Epictète au bord du chemin

25 Mars 2009 , Rédigé par Christophe Lamoure Publié dans #Textes Bibli

 


Une course en montagne en haute Savoie


La première et la plus importante est que nous méprisions les choses qui ne dépendent pas de nous et que notre attention se porte à cultiver le gouvernement de nous-même et rien d’autre.


Je progresse lentement en direction du Pic grand bec, un pas après l’autre, seule dans une nature grandiose et enveloppante.

Mes trois compagnons sont quelques mètres plus bas. Robert, notre guide, ferme la marche.

Chacun est seul et semble perdu dans ses pensées.

- Le choix de la course, qui en a décidé ?

- Pas moi.

La marche d’approche est longue et pénible, mon sac pèse, il fait chaud. Trois heures passent, toujours pas de refuge en vue, je sens mon esprit, sorti de mon corps robotisé qui dialogue avec lui :

- «Qu’est-ce que tu viens faire dans cette bavante ? Les autres sont plus entraînés, ils sont plus résistants, ils souffrent moins... tu as mal aux épaules, tu as soif...

- Oui, mais voilà j’étais consentante, je ne puis m’en prendre à notre équipe, ni les accuser de mes maux, ni me plaindre.
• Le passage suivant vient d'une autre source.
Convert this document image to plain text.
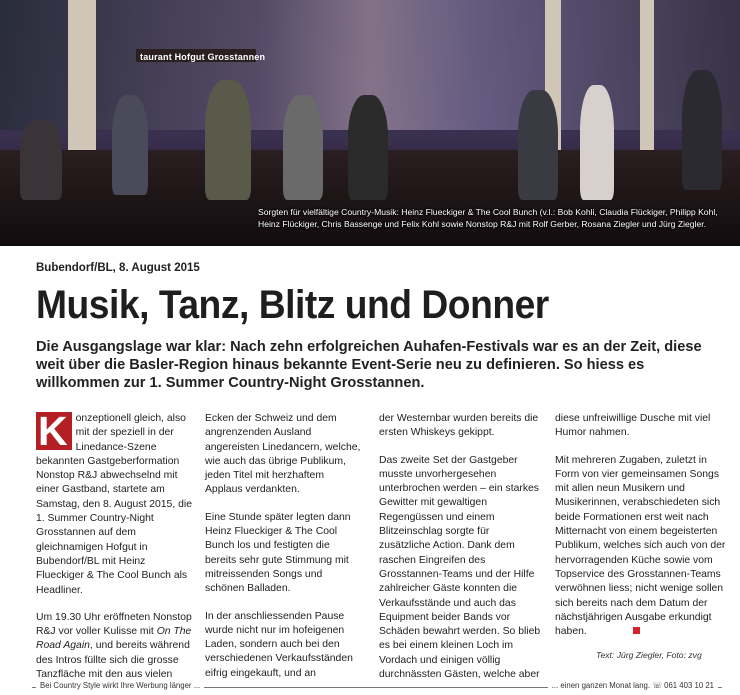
taurant Hofgut Grosstannen
Sorgten für vielfältige Country-Musik: Heinz Flueckiger & The Cool Bunch (v.l.: Bob Kohli, Claudia Flückiger, Philipp Kohl, Heinz Flückiger, Chris Bassenge und Felix Kohl sowie Nonstop R&J mit Rolf Gerber, Rosana Ziegler und Jürg Ziegler.
Bubendorf/BL, 8. August 2015
Musik, Tanz, Blitz und Donner
Die Ausgangslage war klar: Nach zehn erfolgreichen Auhafen-Festivals war es an der Zeit, diese weit über die Basler-Region hinaus bekannte Event-Serie neu zu definieren. So hiess es willkommen zur 1. Summer Country-Night Grosstannen.

K onzeptionell gleich, also mit der speziell in der Linedance-Szene bekannten Gastgeberformation Nonstop R&J abwechselnd mit einer Gastband, startete am Samstag, den 8. August 2015, die 1. Summer Country-Night Grosstannen auf dem gleichnamigen Hofgut in Bubendorf/BL mit Heinz Flueckiger & The Cool Bunch als Headliner.

Um 19.30 Uhr eröffneten Nonstop R&J vor voller Kulisse mit On The Road Again, und bereits während des Intros füllte sich die grosse Tanzfläche mit den aus vielen

Ecken der Schweiz und dem angrenzenden Ausland angereisten Linedancern, welche, wie auch das übrige Publikum, jeden Titel mit herzhaftem Applaus verdankten.

Eine Stunde später legten dann Heinz Flueckiger & The Cool Bunch los und festigten die bereits sehr gute Stimmung mit mitreissenden Songs und schönen Balladen.

In der anschliessenden Pause wurde nicht nur im hofeigenen Laden, sondern auch bei den verschiedenen Verkaufsständen eifrig eingekauft, und an

der Westernbar wurden bereits die ersten Whiskeys gekippt.

Das zweite Set der Gastgeber musste unvorhergesehen unterbrochen werden – ein starkes Gewitter mit gewaltigen Regengüssen und einem Blitzeinschlag sorgte für zusätzliche Action. Dank dem raschen Eingreifen des Grosstannen-Teams und der Hilfe zahlreicher Gäste konnten die Verkaufsstände und auch das Equipment beider Bands vor Schäden bewahrt werden. So blieb es bei einem kleinen Loch im Vordach und einigen völlig durchnässten Gästen, welche aber

diese unfreiwillige Dusche mit viel Humor nahmen.

Mit mehreren Zugaben, zuletzt in Form von vier gemeinsamen Songs mit allen neun Musikern und Musikerinnen, verabschiedeten sich beide Formationen erst weit nach Mitternacht von einem begeisterten Publikum, welches sich auch von der hervorragenden Küche sowie vom Topservice des Grosstannen-Teams verwöhnen liess; nicht wenige sollen sich bereits nach dem Datum der nächstjährigen Ausgabe erkundigt haben.

Text: Jürg Ziegler, Foto: zvg
Bei Country Style wirkt Ihre Werbung länger ...	... einen ganzen Monat lang. ☏ 061 403 10 21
Il faut avancer, garder le silence, ne rien laisser paraître.


Intérieurement je peste contre ce guide, j’envie les autres, mon courage s’effrite, je suis sur le point de basculer.

- Si je redescendais ?

- Non impossible, il faut résister, tenir, même si les événements n’arrivent pas comme je le souhaiterais ou comme je l’avais imaginé.

- Je me couche.

- Une bonne nuit et le calme reviendra peut être ?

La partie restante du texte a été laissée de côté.